Domination victory T200.
I played a Dutch Deity domination game some time ago, and remember being very impressed with the sea beggars, so for this game I went for the sea beggar route again. Tech path was more or less: civil service, workshops, universities, steel, navigation. Combined with the already slow-ish start to the game, this meant I did not hit navigation until turn 153. At that point I had a handful of galleas, and 3200 gold to buy sea beggars (no commerce yet, I had gone exploration instead).
Until this point I had played peacefully, except I had to defend from Elizabeth who attacked me out of nowhere. Thankfully, she sent most of her troops to Geneva instead of to Groningen which was somewhat vulnerable. After I upgraded my galleas and bought some sea beggars, I was only too happy to set sail for London as Elizabeth had built Temple of Artemis, Chichen Itza, Machu Picchu, and Notre Dame there.
After that, I let myself be distracted building useless infrastructure (windmills, factories, banks), instead of pumping units from all cities. Only the heroic epic capital kept building sea beggars most of the time. All that infrastructure could then be used to choose Autocracy for cheaper unit purchasing, combined with Commerce and Big Ben. I achieved this around turn 180, when I had around 5000 gold in the bank to spend on units (sea beggar: 260 gold, frigate 300). Too late to be impactful, but still fun. I can see how this might be powerful in multi-player, if you can immediately buy, for instance, stacks of bombers, but in single player it's often possible to build an army much earlier.

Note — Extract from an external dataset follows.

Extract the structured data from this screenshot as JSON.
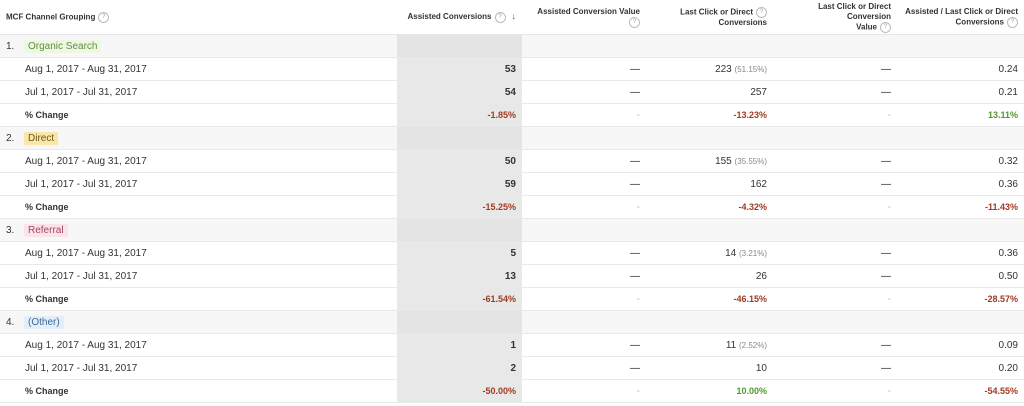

I had fun this game with the sea beggars, but they were not as good as I remembered. After slamming a city twice, the ship would typically be at 40-50% health. The cities also take a lot of damage (and the gold from coastal raider is cute), but I needed a bigger fleet of sea beggars to really take a city quickly. As it was, my frigates still did quite a lot of the heavy lifting (when adapting the map, I might have ensured a bit more iron to be available though).

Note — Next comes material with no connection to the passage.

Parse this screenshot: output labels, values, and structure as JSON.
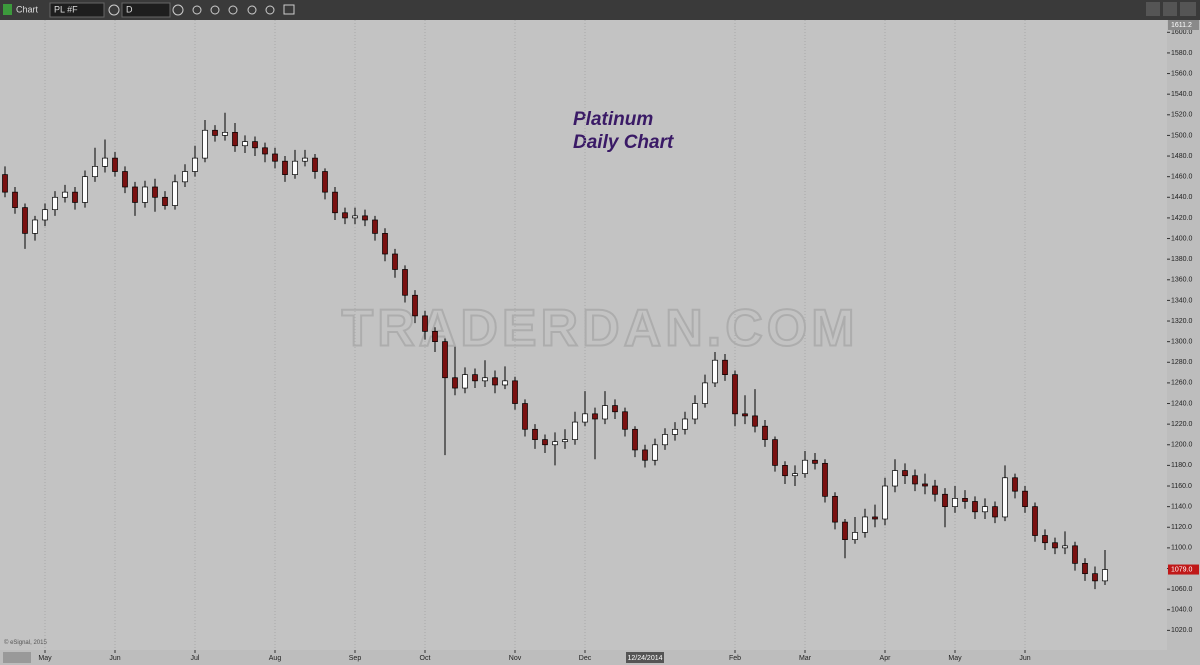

Below: my unnecessarily large cities, but first: the AI can't take a hint. When making the map, a point of discussion was the lack of easy-to-reach islands for Indonesia. So, I had made sure two islands to the east would be reachable after optics, and added a bunch of fish to ensure the cities would be worth conquering later on. What did Indonesia settle instead? A one-tile island to the west with a single (shared) sea resource.